The space rock, 388945 (2008 TZ3), is around 490m wide – larger than the Empire State Building in New York, which is around 440m tall – and has been classified as a “potentially hazardous asteroid” due to its planned close passages.
For comparison, researchers have estimated that the meteor that likely caused the 1908 Tunguska event in eastern Siberia, flattening entire forests, could be around 100-200m in diameter, while the one that wiped out the dinosaurs was about 10-15 km wide.
Space experts say 388945 (2008 TZ3) has a diameter of about 0.219 to 0.490 km.
While an asteroid of this size could cause devastating damage if it hit Earth, NASA scientists believe it will only make a “close approach”, passing the planet on Sunday at a distance of about 4 million km.
The distance between the Earth and the Moon, for comparison, is about 385,000 km.
This is not the first time that this asteroid has passed in front of Earth. In May 2020, the giant space rock passed close to the planet at a distance of about 2.75 million km. It is not expected to return this close to Earth until May 2163.
The asteroid regularly passes Earth as it orbits the sun every 732 days, approaching up to 1 astronomical unit (AU), or about 150 million km, and reaching up to 2.21 AU of the star.

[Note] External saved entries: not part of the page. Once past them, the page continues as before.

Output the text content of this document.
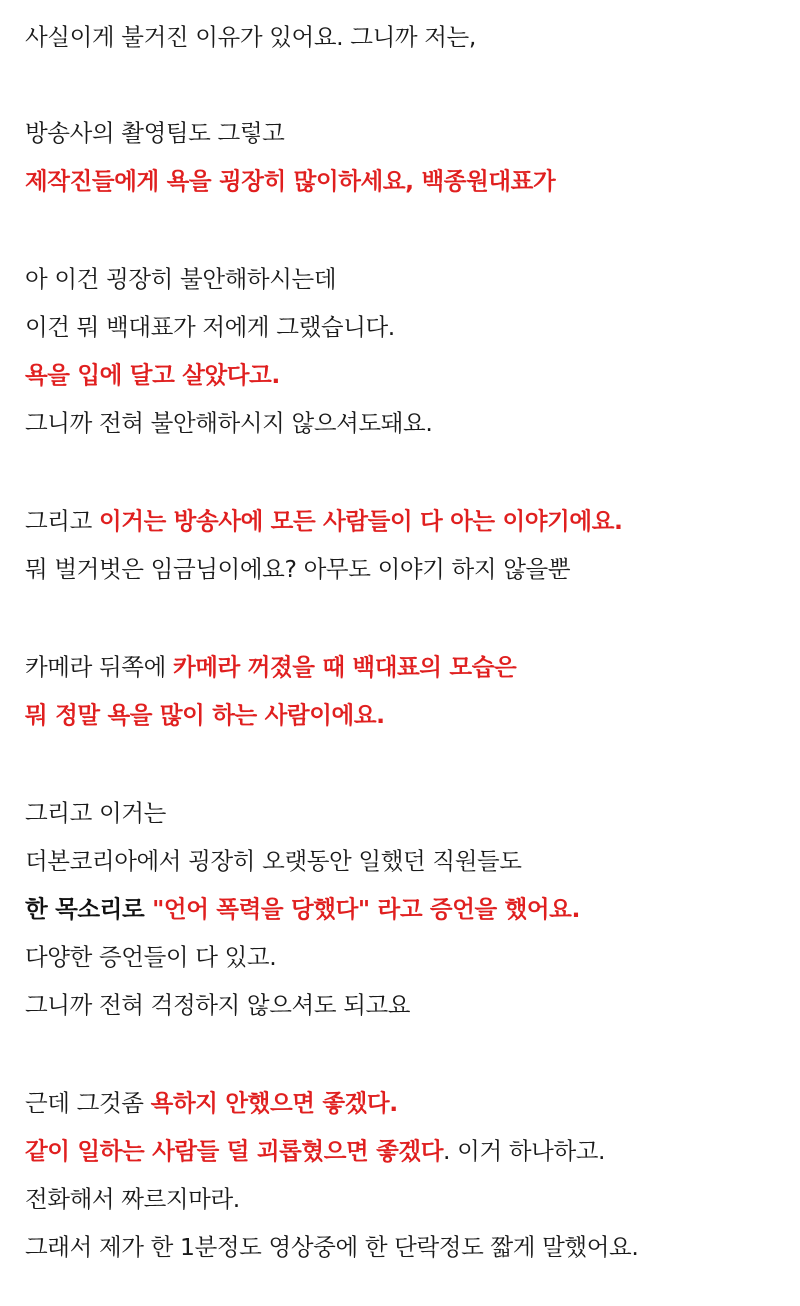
사실이게 불거진 이유가 있어요. 그니까 저는,
방송사의 촬영팀도 그렇고
제작진들에게 욕을 굉장히 많이하세요, 백종원대표가
아 이건 굉장히 불안해하시는데
이건 뭐 백대표가 저에게 그랬습니다.
욕을 입에 달고 살았다고.
그니까 전혀 불안해하시지 않으셔도돼요.
그리고 이거는 방송사에 모든 사람들이 다 아는 이야기에요.
뭐 벌거벗은 임금님이에요? 아무도 이야기 하지 않을뿐
카메라 뒤쪽에 카메라 꺼졌을 때 백대표의 모습은
뭐 정말 욕을 많이 하는 사람이에요.
그리고 이거는
더본코리아에서 굉장히 오랫동안 일했던 직원들도
한 목소리로 "언어 폭력을 당했다" 라고 증언을 했어요.
다양한 증언들이 다 있고.
그니까 전혀 걱정하지 않으셔도 되고요
근데 그것좀 욕하지 안했으면 좋겠다.
같이 일하는 사람들 덜 괴롭혔으면 좋겠다. 이거 하나하고.
전화해서 짜르지마라.
그래서 제가 한 1분정도 영상중에 한 단락정도 짧게 말했어요.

It is not uncommon for such large asteroids to pass close to Earth.
Experts calculate that asteroids around 100m in diameter impacting the Earth could generate an explosive force 10 times greater than that of the January 14 volcanic eruption in Tonga.
Any asteroid of a certain size that is around 7.5 million km from Earth is likely to be considered “potentially dangerous”, depending on its trajectory.